11.80 - Emergency Fire Suppression:
The Department incurs additional emergency fire suppression expenditures when budgeted initial attack forces are unable to cope with a wildland fire within the initial attack period, when extreme fire conditions exist and when mutual aid requests from other government authorities are fulfilled.


California's state and private forest, range, watershed lands and urban forests provide multiple human and environmental benefits. The objective of this program is to maintain and enhance those benefits and to minimize damage to these resources from natural catastrophes and human development. Objectives are met by regulation of timber harvesting, technical assistance to non-industrial landowners, operation of state demonstration forests, operation of forest nurseries, vegetation management projects and administration of federal forestry assistance programs.

12.10 - Resources Protection and Improvement:
The objective of this program is to improve forest lands. Activities include the detection, evaluation and control of forest pests; growing and sale of tree seedlings from two nurseries for reforestation and soil erosion control; genetic tree improvement; advice and assistance to non-industrial forest landowners on management of forests and improved harvesting practices; the demonstration of sustainable forestry in state forests; implementation of the California Forest Improvement Act of 1978; and demonstration of the use of wood waste and forest growth for increased use of forest products. In the area of vegetation management, assistance is provided to the public and to private landowners to achieve land use objectives by reducing damage from wildland fires, increasing wildlife habitat, increasing productivity of forest and rangelands, improving water yields and air quality and maintaining desirable ecosystems. The Department cooperates with federal, state and local agencies and private property owners to develop and achieve land use objectives. Activities include the removal, rearrangement, conversion or improvement of vegetation using various treatment measures such as prescribed fire and mechanical, manual, biological and chemical methods.

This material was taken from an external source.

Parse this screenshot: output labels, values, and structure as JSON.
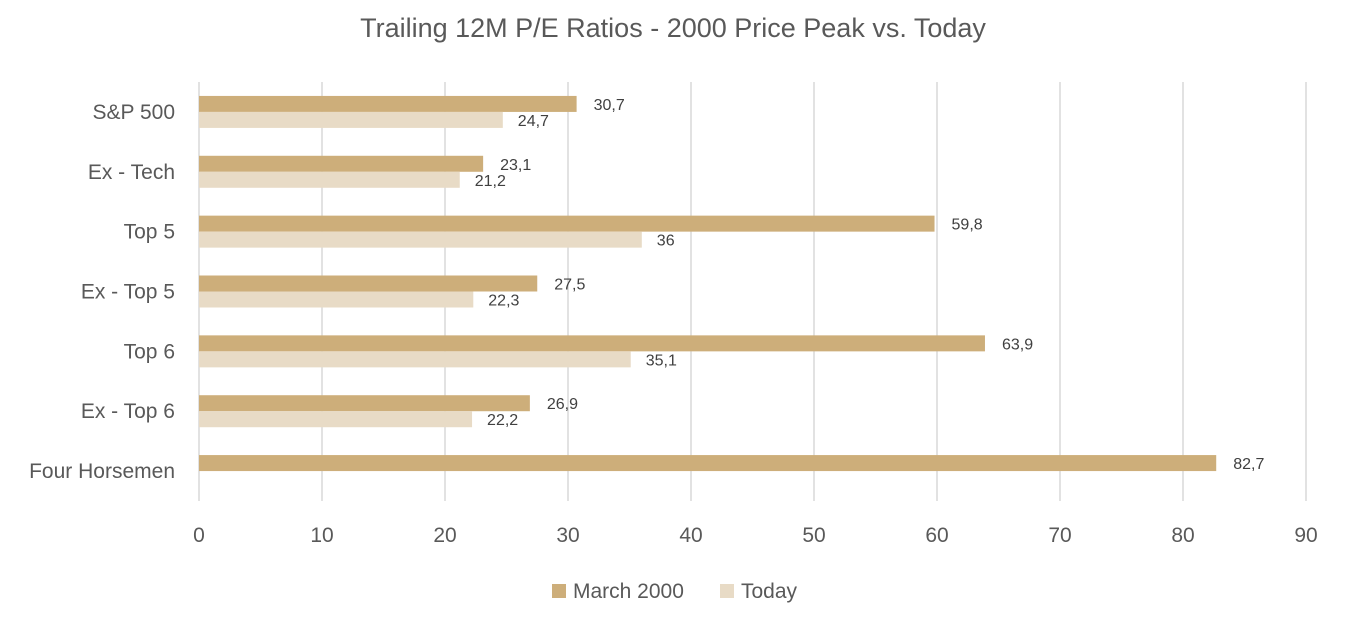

12.30 - Forest Practice Regulations:
The objective of this program is to maximize sustained production of high-quality timber while protecting soil, water, wildlife, recreation and other values associated with forest land. Activities include regulating timber harvesting operations on nonfederal timberlands, carrying out studies of causes and effects of soil erosion, issuing licenses to timber operators and assisting taxing agencies in their administration of taxes on timber and timberland.

12.40 - Forest Resource Inventory and Assessment:
This program provides information to assist in the formulation and analysis of resource policies and practices regarding fire protection, watershed protection and resource management. Activities include assessing forest and range land conditions; developing and maintaining the data and tools used in the California Fire Plan; identifying policy options for improving conditions across all wildland resources; publishing forest and range assessments; designing and conducting inventories to gather forest and range land data; developing a data storage, retrieval and analytical system; producing maps displaying soil and vegetation types; and providing comment on the U.S. Forest Service Resources Planning Act, National Forest Management Act and Soil Conservation Service Resource Conservation Act processes.

12.60 - CalFED Distributed Administration:
The Budget Act of 2006 transferred the administrative function for the CALFED Bay-Delta Program to the Department of Forestry and Fire Protection. This program continues to provide administrative services for the CALFED Bay-Delta Program, which is under the Resources Agency.


The objective of this program is to provide executive leadership, policy direction and administrative services required for the successful completion of the Department's objectives. Department headquarters provides leadership through the executive office and through central services in accounting, budgeting, business services, human resources, information technology, program accountability and program and systems analysis. Department field units provide localized general support services in a variety of locations throughout in the state.